Friday 13 January 2012

Hyperintensity along cortical sulci

Case : A 40 yo male with severe recent onset headache. On admission Plain CT study show hardly any obvious abnormality, except marginal fullness of lateral ventricles - a subjective finding.
MR Axial FLAIR study of brain performed immediately after that shows abnormal hyperintensities in the region of hemispheric cortical sulci. 
T2*GRE and Diffusion normal. MR Angiography and Venography of Brain normal.
So the final Impression was "Diffuse sulcal hyperintensity on FLAIR" as the only important positive finding in the study. Possible DDs suggested were SAH and Exudates of Meningitis. 
Csf evaluation strongly supported SAH. 
DSA performed 4 days after also could not reveal any obvious cause of SAH. 

Stands for 'Fluid Attenuated Inversion Recovery' Sequence sequence has become a routine part of MRI studies of the brain; rather it has become the most commonly used sequence in MRI brain studies. In some institution like ours it is performed as a screening study for brain in cases of emergencies and non affordable patient.
An inversion recovery pulse to null the signal from CSF and a long echo time to produce a heavily T2-weighted sequence. Produces images highly sensitive to T2-weighted prolongation in tissue but minus the Csf. Improves detection of lesions within the subarachnoid space and brain parenchyma, particularly the lesions located near the brain–CSF interface.
When disease occurs within the subarachnoid space, the relaxation time of CSF is altered, result in hyperintensity of the CSF or subarachnoid space during the FLAIR sequence. Commonly seen in dependent portions of brain in parieto occipital region with effacement of cortical sulci, an alternative term cerebral odema can be used to describe this associated finding. 
Common causes of such non specific diffuse hyperintensity along sulcal space is Meningitis and Subarachnoid hemorrhage. 
In meningitis and SAH both the  higher protein content and cellular concentrations causes an offset in the null point of CSF inversion times, resulting in increased T2-weighted prolongation.
In massive SAH or obvious Meningitis with exudates and hydrocephalus diagnosis may not be a problem but in subtle cases, results of both in vivo and in vitro studies have suggested that FLAIR imaging is more sensitive than CT in the evaluation of these milder and subtle form of acute SAH and meningeal inflammation in which cases where CT may show only mild effacement of cortical sulci. T2*GRE has not role in cases of milder forms of sub arachnoid hemorrhages, may be normal as in above case. Differentiation between the two is difficult most of time and is out of imaging consecus. Contrast enhanced T1 or Flair may help out by demonstrating leptomeningeal enhancement in meningitis.
Always keep in mind other, less common cause of subarachnoid space FLAIR hyperintensity is artifact. In my institution one patient was advised brain axial FLAIR and sagittal T2 cervical spine screening. First brain screening was performed, which was showing similar abnormal diffuse non specific hyperintensity along sulci spaces and basal cisterns. Cervical spine screening performed and axial Flair repeated again. It is strange to mention that this time axial flair screening was absolutely normal. I had two such incidences. After discussion with my technician i came to conclusion that this was artifactual as some changes were done by him in hurry in TR TE during the study.
Patient intubated and on inhaled O2 can show similarPatient intubated and on inhaled O2 can show similar abnormal diffuse hyper intensity in the region of cortical sulci and basal cisterns due to para magnetic effect of dissolved oxygen. 

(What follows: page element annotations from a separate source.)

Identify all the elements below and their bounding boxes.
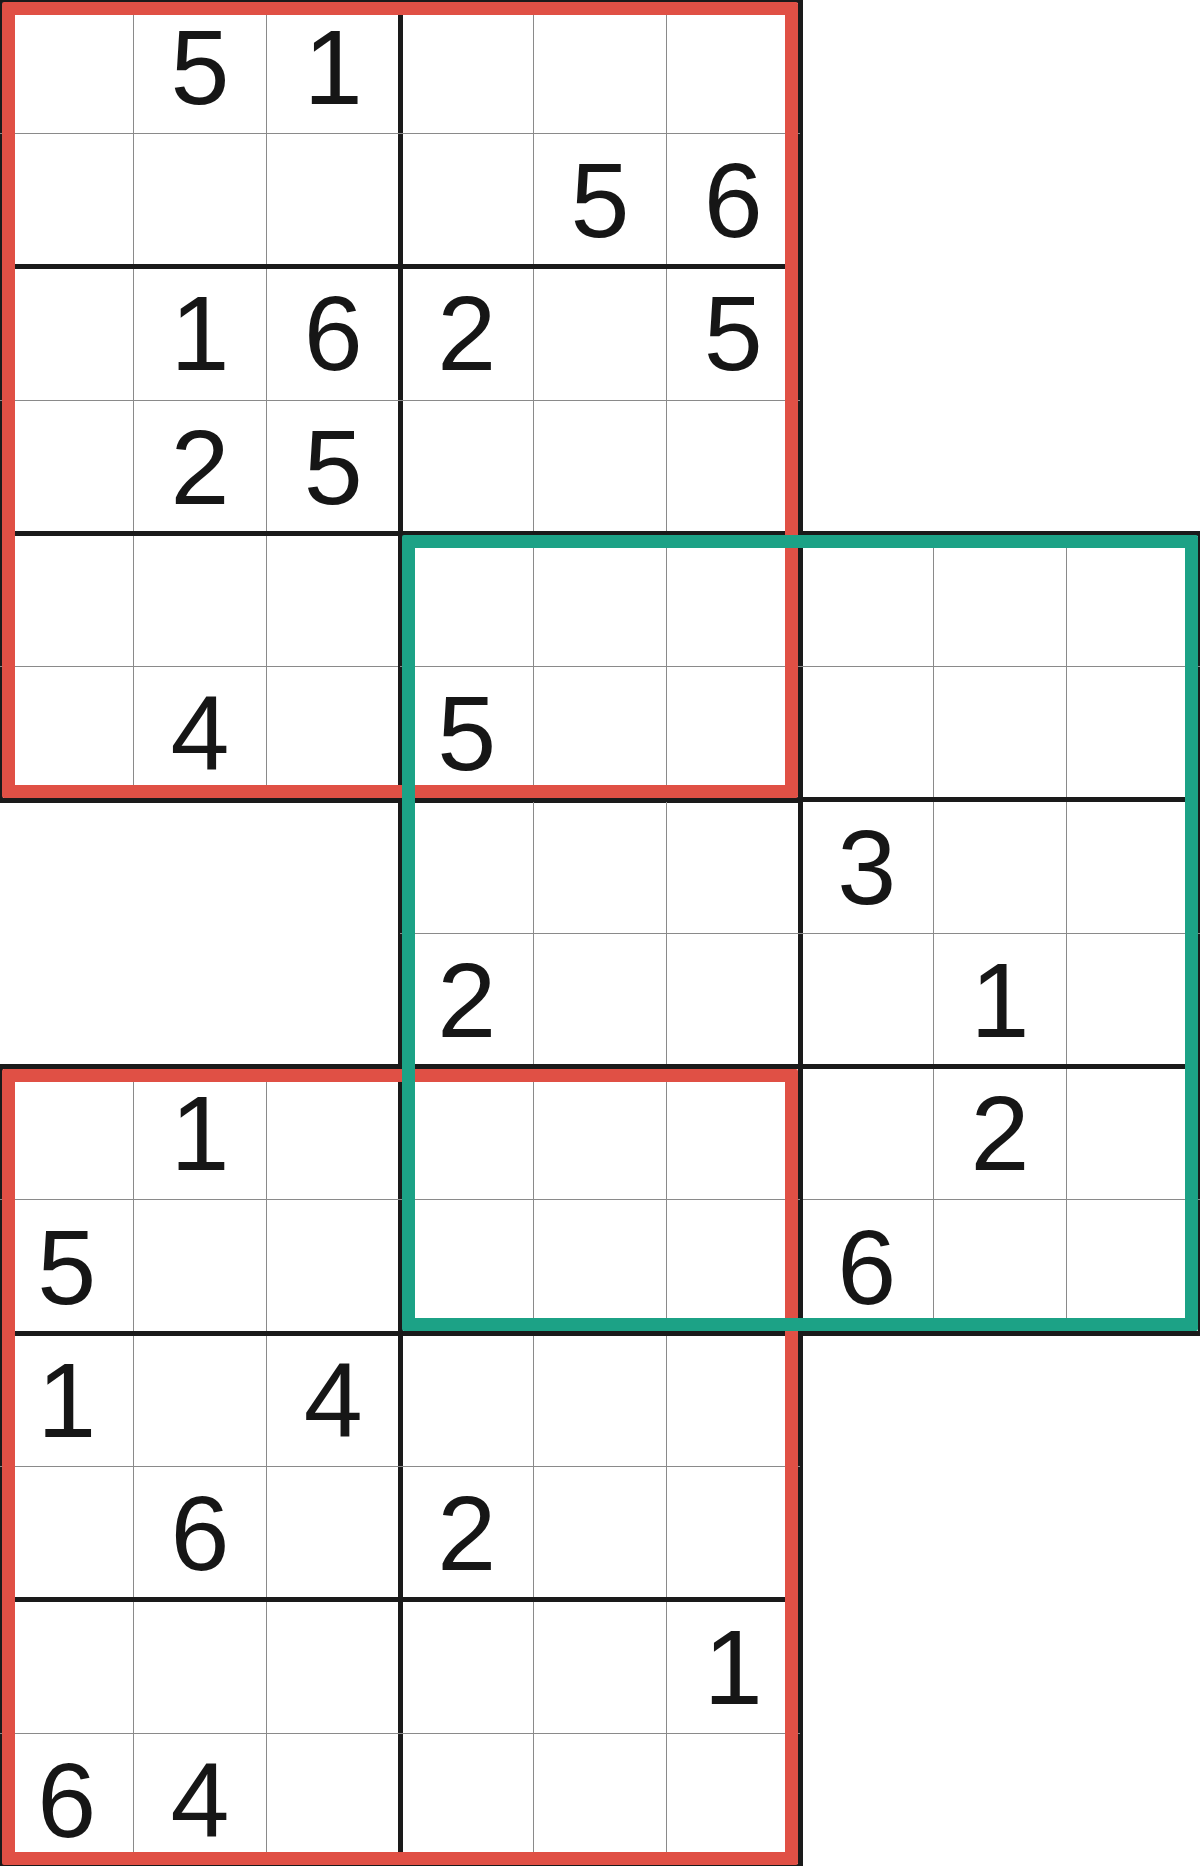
given-digit-r6c4[interactable]: 5: [400, 667, 533, 800]
cell-r9c6[interactable]: [667, 1067, 800, 1200]
cell-r5c8[interactable]: [933, 533, 1066, 666]
cell-r4c4[interactable]: [400, 400, 533, 533]
cell-r6c3[interactable]: [267, 667, 400, 800]
given-digit-r6c2[interactable]: 4: [133, 667, 266, 800]
given-digit-r3c6[interactable]: 5: [667, 267, 800, 400]
board: 51561625254532112561462164: [0, 0, 1200, 1866]
cell-r13c4[interactable]: [400, 1600, 533, 1733]
cell-r5c7[interactable]: [800, 533, 933, 666]
cell-r6c6[interactable]: [667, 667, 800, 800]
cell-r7c5[interactable]: [533, 800, 666, 933]
cell-r13c5[interactable]: [533, 1600, 666, 1733]
cell-r7c4[interactable]: [400, 800, 533, 933]
cell-r2c2[interactable]: [133, 133, 266, 266]
cell-r8c6[interactable]: [667, 933, 800, 1066]
given-digit-r11c1[interactable]: 1: [0, 1333, 133, 1466]
cell-r5c4[interactable]: [400, 533, 533, 666]
cell-r13c2[interactable]: [133, 1600, 266, 1733]
cell-r5c3[interactable]: [267, 533, 400, 666]
given-digit-r1c2[interactable]: 5: [133, 0, 266, 133]
cell-r6c1[interactable]: [0, 667, 133, 800]
cell-r9c9[interactable]: [1067, 1067, 1200, 1200]
cell-r1c1[interactable]: [0, 0, 133, 133]
cell-r9c4[interactable]: [400, 1067, 533, 1200]
given-digit-r2c6[interactable]: 6: [667, 133, 800, 266]
cell-r6c7[interactable]: [800, 667, 933, 800]
given-digit-r3c3[interactable]: 6: [267, 267, 400, 400]
cell-r11c5[interactable]: [533, 1333, 666, 1466]
given-digit-r12c2[interactable]: 6: [133, 1467, 266, 1600]
given-digit-r8c4[interactable]: 2: [400, 933, 533, 1066]
cell-r14c6[interactable]: [667, 1733, 800, 1866]
cell-r1c5[interactable]: [533, 0, 666, 133]
cell-r4c1[interactable]: [0, 400, 133, 533]
given-digit-r13c6[interactable]: 1: [667, 1600, 800, 1733]
cell-r8c9[interactable]: [1067, 933, 1200, 1066]
cell-r1c6[interactable]: [667, 0, 800, 133]
cell-r11c4[interactable]: [400, 1333, 533, 1466]
cell-r14c4[interactable]: [400, 1733, 533, 1866]
given-digit-r10c7[interactable]: 6: [800, 1200, 933, 1333]
given-digit-r4c3[interactable]: 5: [267, 400, 400, 533]
given-digit-r12c4[interactable]: 2: [400, 1467, 533, 1600]
given-digit-r14c2[interactable]: 4: [133, 1733, 266, 1866]
cell-r9c7[interactable]: [800, 1067, 933, 1200]
given-digit-r2c5[interactable]: 5: [533, 133, 666, 266]
cell-r7c6[interactable]: [667, 800, 800, 933]
cell-r5c2[interactable]: [133, 533, 266, 666]
cell-r4c5[interactable]: [533, 400, 666, 533]
cell-r11c6[interactable]: [667, 1333, 800, 1466]
cell-r2c1[interactable]: [0, 133, 133, 266]
cell-r10c5[interactable]: [533, 1200, 666, 1333]
cell-r7c9[interactable]: [1067, 800, 1200, 933]
cell-r8c5[interactable]: [533, 933, 666, 1066]
cell-r10c4[interactable]: [400, 1200, 533, 1333]
cell-r12c5[interactable]: [533, 1467, 666, 1600]
cell-r3c5[interactable]: [533, 267, 666, 400]
given-digit-r7c7[interactable]: 3: [800, 800, 933, 933]
given-digit-r1c3[interactable]: 1: [267, 0, 400, 133]
cell-r2c4[interactable]: [400, 133, 533, 266]
given-digit-r9c8[interactable]: 2: [933, 1067, 1066, 1200]
given-digit-r10c1[interactable]: 5: [0, 1200, 133, 1333]
cell-r7c8[interactable]: [933, 800, 1066, 933]
cell-r12c3[interactable]: [267, 1467, 400, 1600]
cell-r5c6[interactable]: [667, 533, 800, 666]
given-digit-r14c1[interactable]: 6: [0, 1733, 133, 1866]
cell-r1c4[interactable]: [400, 0, 533, 133]
given-digit-r3c2[interactable]: 1: [133, 267, 266, 400]
cell-r3c1[interactable]: [0, 267, 133, 400]
cell-r12c6[interactable]: [667, 1467, 800, 1600]
cell-r2c3[interactable]: [267, 133, 400, 266]
cell-r9c1[interactable]: [0, 1067, 133, 1200]
cell-r13c3[interactable]: [267, 1600, 400, 1733]
cell-r9c5[interactable]: [533, 1067, 666, 1200]
cell-r5c5[interactable]: [533, 533, 666, 666]
cell-r6c5[interactable]: [533, 667, 666, 800]
cell-r10c2[interactable]: [133, 1200, 266, 1333]
cell-r14c3[interactable]: [267, 1733, 400, 1866]
given-digit-r9c2[interactable]: 1: [133, 1067, 266, 1200]
cell-r8c7[interactable]: [800, 933, 933, 1066]
given-digit-r3c4[interactable]: 2: [400, 267, 533, 400]
cell-r10c3[interactable]: [267, 1200, 400, 1333]
cell-r5c9[interactable]: [1067, 533, 1200, 666]
cell-r12c1[interactable]: [0, 1467, 133, 1600]
cell-r10c9[interactable]: [1067, 1200, 1200, 1333]
cell-r11c2[interactable]: [133, 1333, 266, 1466]
cell-r5c1[interactable]: [0, 533, 133, 666]
cell-r9c3[interactable]: [267, 1067, 400, 1200]
cell-r4c6[interactable]: [667, 400, 800, 533]
cell-r14c5[interactable]: [533, 1733, 666, 1866]
cell-r13c1[interactable]: [0, 1600, 133, 1733]
cell-r10c6[interactable]: [667, 1200, 800, 1333]
cell-r10c8[interactable]: [933, 1200, 1066, 1333]
given-digit-r8c8[interactable]: 1: [933, 933, 1066, 1066]
cell-r6c8[interactable]: [933, 667, 1066, 800]
cell-r6c9[interactable]: [1067, 667, 1200, 800]
given-digit-r4c2[interactable]: 2: [133, 400, 266, 533]
given-digit-r11c3[interactable]: 4: [267, 1333, 400, 1466]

Conclusion: Most of the time an associated finding may suggest the cause of the subarachnoid space hyperintensity on FLAIR. But in cases of milder form, diffuse distribution and a lack of ancillary findings often make this finding nonspecific and may require clinical correlation and CSF analysis. It’s better to mention the finding and suggest csf analysis. Commonest causes of diffuse sulcal hyperintensity on FLAIR include Meningitis and SAH. 

Intubated patient on inhaled O2 can show similar picture due to para magnetic effect of dissolved oxygen.